Panasonic has released a new Lumix DMC-FP7 camera that comes with several tools for “beauty retouching.” One tool, called “clear skin,” removes blemishes and wrinkles. Another offers “shine removal,” and the third whitens teeth, but is not entirely effective at “full teeth” whitening. Lumix also comes with a make-up mode, which digitally applies make-up on you, such as foundation, eye shadow, or color for your lips and cheeks. The senior product manager at Panasonic, David Briganti, claims these features as well as other tools in the camera are intended to be “fun and encourage photographic creativity.” I, however, would say “creativity” in this case is a euphemism for “retouching.”

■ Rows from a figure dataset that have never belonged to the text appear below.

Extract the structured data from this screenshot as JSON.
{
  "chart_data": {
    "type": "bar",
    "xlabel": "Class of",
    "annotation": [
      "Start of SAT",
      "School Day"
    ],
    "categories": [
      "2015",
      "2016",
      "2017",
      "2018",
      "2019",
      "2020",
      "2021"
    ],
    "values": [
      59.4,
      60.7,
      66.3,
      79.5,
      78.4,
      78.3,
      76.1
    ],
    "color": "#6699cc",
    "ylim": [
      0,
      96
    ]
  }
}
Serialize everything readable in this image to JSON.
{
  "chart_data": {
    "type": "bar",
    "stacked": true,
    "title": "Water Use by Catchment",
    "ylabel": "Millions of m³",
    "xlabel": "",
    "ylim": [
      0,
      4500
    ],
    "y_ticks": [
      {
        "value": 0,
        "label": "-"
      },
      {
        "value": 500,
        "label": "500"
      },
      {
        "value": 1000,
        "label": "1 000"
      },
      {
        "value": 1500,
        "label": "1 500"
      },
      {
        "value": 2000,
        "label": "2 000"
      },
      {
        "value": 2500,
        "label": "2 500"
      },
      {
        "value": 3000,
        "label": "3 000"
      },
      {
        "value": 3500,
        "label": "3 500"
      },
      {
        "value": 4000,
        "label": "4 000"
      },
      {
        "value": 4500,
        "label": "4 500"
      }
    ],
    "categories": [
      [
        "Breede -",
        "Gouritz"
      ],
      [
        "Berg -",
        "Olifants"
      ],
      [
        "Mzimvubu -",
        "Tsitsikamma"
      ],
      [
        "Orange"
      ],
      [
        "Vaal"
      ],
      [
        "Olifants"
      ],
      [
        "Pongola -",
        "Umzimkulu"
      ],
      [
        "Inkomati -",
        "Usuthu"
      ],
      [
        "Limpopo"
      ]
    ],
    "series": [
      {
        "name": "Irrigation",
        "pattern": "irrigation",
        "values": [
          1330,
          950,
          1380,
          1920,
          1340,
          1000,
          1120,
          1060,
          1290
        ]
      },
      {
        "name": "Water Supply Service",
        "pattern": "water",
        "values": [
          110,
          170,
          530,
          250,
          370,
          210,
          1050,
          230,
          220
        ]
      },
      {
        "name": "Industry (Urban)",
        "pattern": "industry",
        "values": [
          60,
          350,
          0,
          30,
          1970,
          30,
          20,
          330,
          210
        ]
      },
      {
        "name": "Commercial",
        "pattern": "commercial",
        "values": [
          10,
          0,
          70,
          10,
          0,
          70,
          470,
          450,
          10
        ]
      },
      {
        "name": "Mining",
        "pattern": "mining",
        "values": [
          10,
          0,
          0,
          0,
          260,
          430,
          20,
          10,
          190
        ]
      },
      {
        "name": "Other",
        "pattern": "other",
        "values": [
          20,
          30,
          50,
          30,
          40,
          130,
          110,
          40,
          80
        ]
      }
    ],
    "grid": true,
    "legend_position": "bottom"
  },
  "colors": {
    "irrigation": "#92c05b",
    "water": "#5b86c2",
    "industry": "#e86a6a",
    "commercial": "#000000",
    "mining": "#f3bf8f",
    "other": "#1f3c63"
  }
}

In my opinion, a tool for creativity would allow a camera user to play around with the colors and lines in his or her photograph; for instance turning a digital photograph into a vintage 40’s-inspired poster. Maybe it could also turn your photograph into an Andy Warhol silk-screen (such as that MAC application) or a Marvel comic. Nancy Etcoff, an assistant clinical professor at Harvard Medical School, demonstrates that studies have revealed that most people tend to perceive themselves to be “slightly more attractive” than an average photograph of themselves. This camera, then, might just be following in line with people’s standards of themselves.
All in all, this camera appears to be a portable Adobe Photoshop that is much more user-friendly. The Lumix’s beauty retouching tool is optional, and if camera users want to make themselves look better, go for it. I mean, who hasn’t edited a photo of themselves with or without their friends on Adobe Photoshop or a similar application? However, I think I would be more willing to purchase a camera that puts me in an instant, warped reality possibly à la Marvel superhero comics than one that gives me glossy, glamorously perfect features.